A. Le renforcement de la charge de la preuve par la clause contractuelle
La clause stipulait que l’acquéreur prenait le bien « dans l’état où il se trouvait au jour de l’entrée en jouissance sans recours contre le vendeur pour quelque cause que ce soit notamment en raison des vices apparents ou des vices cachés », cette exonération ne s’appliquant pas « s’il était prouvé par l’acquéreur dans les délais légaux que les vices cachés étaient en réalité connus du vendeur ». Le tribunal rappelle que « la charge de la preuve de la connaissance par le vendeur des vices affectant le bien repose sur l’acquéreur ». En l’espèce, cette clause n’est pas écartée car les acquéreurs n’ont pas réussi à prouver la connaissance du vice par la vendeuse, condition expressément prévue pour son inopposabilité. Le tribunal applique donc strictement la répartition des risques convenue contractuellement.
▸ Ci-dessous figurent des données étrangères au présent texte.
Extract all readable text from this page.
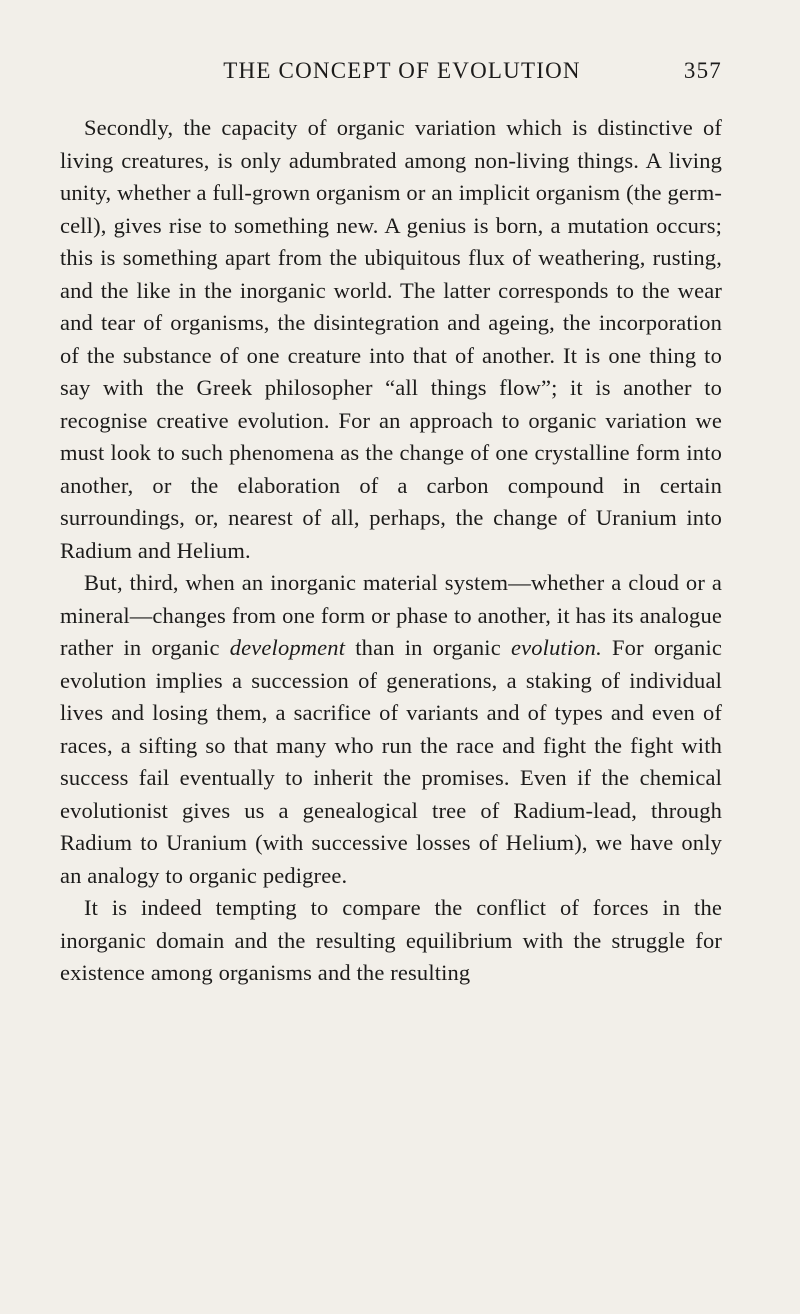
THE CONCEPT OF EVOLUTION	357

Secondly, the capacity of organic variation which is distinctive of living creatures, is only adumbrated among non-living things. A living unity, whether a full-grown organism or an implicit organism (the germ-cell), gives rise to something new. A genius is born, a mutation occurs; this is something apart from the ubiquitous flux of weathering, rusting, and the like in the inorganic world. The latter corresponds to the wear and tear of organisms, the disintegration and ageing, the incorporation of the substance of one creature into that of another. It is one thing to say with the Greek philosopher “all things flow”; it is another to recognise creative evolution. For an approach to organic variation we must look to such phenomena as the change of one crystalline form into another, or the elaboration of a carbon compound in certain surroundings, or, nearest of all, perhaps, the change of Uranium into Radium and Helium.

But, third, when an inorganic material system—whether a cloud or a mineral—changes from one form or phase to another, it has its analogue rather in organic development than in organic evolution. For organic evolution implies a succession of generations, a staking of individual lives and losing them, a sacrifice of variants and of types and even of races, a sifting so that many who run the race and fight the fight with success fail eventually to inherit the promises. Even if the chemical evolutionist gives us a genealogical tree of Radium-lead, through Radium to Uranium (with successive losses of Helium), we have only an analogy to organic pedigree.

It is indeed tempting to compare the conflict of forces in the inorganic domain and the resulting equilibrium with the struggle for existence among organisms and the resulting
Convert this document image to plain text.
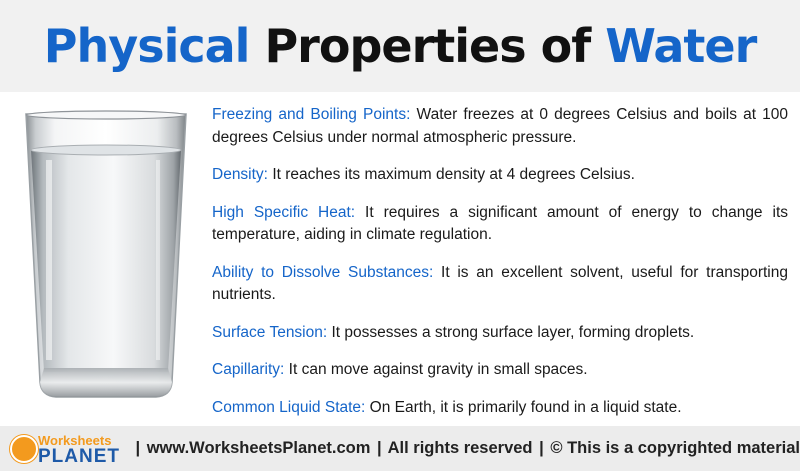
Physical Properties of Water
Freezing and Boiling Points: Water freezes at 0 degrees Celsius and boils at 100 degrees Celsius under normal atmospheric pressure.
Density: It reaches its maximum density at 4 degrees Celsius.
High Specific Heat: It requires a significant amount of energy to change its temperature, aiding in climate regulation.
Ability to Dissolve Substances: It is an excellent solvent, useful for transporting nutrients.
Surface Tension: It possesses a strong surface layer, forming droplets.
Capillarity: It can move against gravity in small spaces.
Common Liquid State: On Earth, it is primarily found in a liquid state.
Worksheets
PLANET | www.WorksheetsPlanet.com | All rights reserved | © This is a copyrighted material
B. La consécration de la distinction entre obligation de délivrance conforme et obligation précontractuelle d’information
En déboutant les acquéreurs, le tribunal opère une distinction nette entre le manquement à l’obligation de délivrance conforme, visée par les articles 1602 et suivants du Code civil, et la réticence dolosive, qui relève de la formation du consentement. Les désordres, bien que réels, n’ont pas été considérés comme constituant un défaut de conformité au sens de l’obligation de délivrance, car le bien a été remis dans l’état prévu au contrat, lequel incluait la clause d’exclusion. La seule voie ouverte aux acquéreurs était donc celle du dol, nécessitant la preuve d’une dissimulation. En exigeant cette preuve lourde, le jugement protège la sécurité des transactions en ne permettant pas à l’acquéreur de contourner facilement une clause d’exclusion par la simple invocation de désordres postérieurs à la vente. Il rappelle que « les époux [W] ont acquis une maison édifiée dans les années 60, avec piscine réalisée au début des années 2000 en connaissance de cause », soulignant ainsi leur devoir de vigilance.